Vor ein paar Wochen rauschten an dieser Stelle Tauben durchs Blatt, die im Hof in einem Baum nisteten. Bald waren sie verflogen, samt ihres flügge gewordenen Nachwuchses. Jetzt ist das Elternpaar zurückgekehrt, um eine neue Brut heranzuziehen. Friedlich sitzt ein schwerfälliger Taubenkörper auf dem Nest. Alles beschaulich im Trubel der Großstadt also.
Wenn da nicht plötzlich dieser infernale Krach durchs geöffnete Fenster dringen würde. Es klingt, als schlage ein Pflug eine Schneise durch die frisch aufblühenden Blätter: Eine Krähe, deren Ausmaße sie für eine Hauptrolle in einer Neuauflage von Hitchcocks „Vögel“ qualifizieren, hat es auf die Brut abgesehen. Ob die schon geschlüpft ist oder noch in geschlossenen Eiern heranwächst, lässt sich nicht mit Gewissheit sagen.
Die Krähe jedenfalls lässt sich gerade von einem Ast oberhalb des Nestes auf dessen Rand hinab, als die Taube ihre Flügel aufspannt, zweimal wie wild damit schlägt und die Krähe damit in die Schranken weist. Chapeau, ehrlich, denn der Schnabel der Krähe ist so lang wie der kleine Finger eines ausgewachsenen Mannes und so bedrohlich wie ein frisch durch den Anspitzer gedrehter Bleistift. Vielleicht ist der Angreifer sogar ein Rabe, der noch ein bisschen größer ist als seine verwandte Krähe?

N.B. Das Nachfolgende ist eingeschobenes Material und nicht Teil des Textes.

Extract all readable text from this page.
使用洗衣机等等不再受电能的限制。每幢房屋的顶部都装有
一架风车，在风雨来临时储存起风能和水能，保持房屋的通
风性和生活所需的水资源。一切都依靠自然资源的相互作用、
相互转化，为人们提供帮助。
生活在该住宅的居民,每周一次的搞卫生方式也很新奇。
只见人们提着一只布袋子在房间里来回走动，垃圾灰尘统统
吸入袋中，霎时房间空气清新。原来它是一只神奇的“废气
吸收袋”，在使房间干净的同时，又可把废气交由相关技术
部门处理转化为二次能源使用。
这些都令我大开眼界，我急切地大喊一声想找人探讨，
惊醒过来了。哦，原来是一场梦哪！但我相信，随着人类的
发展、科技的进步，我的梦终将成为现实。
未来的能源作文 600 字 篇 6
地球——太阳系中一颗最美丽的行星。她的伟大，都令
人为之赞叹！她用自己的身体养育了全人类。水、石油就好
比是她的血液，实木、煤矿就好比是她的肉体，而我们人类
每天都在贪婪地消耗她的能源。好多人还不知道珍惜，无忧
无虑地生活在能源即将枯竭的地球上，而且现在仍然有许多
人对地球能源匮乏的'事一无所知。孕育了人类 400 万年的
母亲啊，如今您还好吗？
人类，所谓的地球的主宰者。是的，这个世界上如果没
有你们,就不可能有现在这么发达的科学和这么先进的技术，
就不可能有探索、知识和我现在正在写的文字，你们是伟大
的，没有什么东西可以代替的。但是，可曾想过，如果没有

Die Gattung Corvus, der beide angehören, zählt zu den intelligentesten Vogelarten. Die Tiere sind in der Lage, ihre nächsten Schritte strategisch zu planen und sich in ihr Gegenüber hineinzuversetzen. Das entspricht ziemlich genau dem, was sich da draußen zwischen den Ästen abspielt. Nach einem erneut erfolglosen Versuch der direkten Konfrontation ändert die mutmaßliche Krähe nun ihre Strategie und steuert einen Ast unterhalb des Nestes an. Sie sitzt außerhalb des Sichtfelds der noch immer alarmierten Taube. Zweimal pickt sie mit dem Schnabel durch das Geäst, hält das aber wohl nicht für zielführend, weshalb sie einen Satz aufs Nest macht, um die Taube von hinten zu attackieren.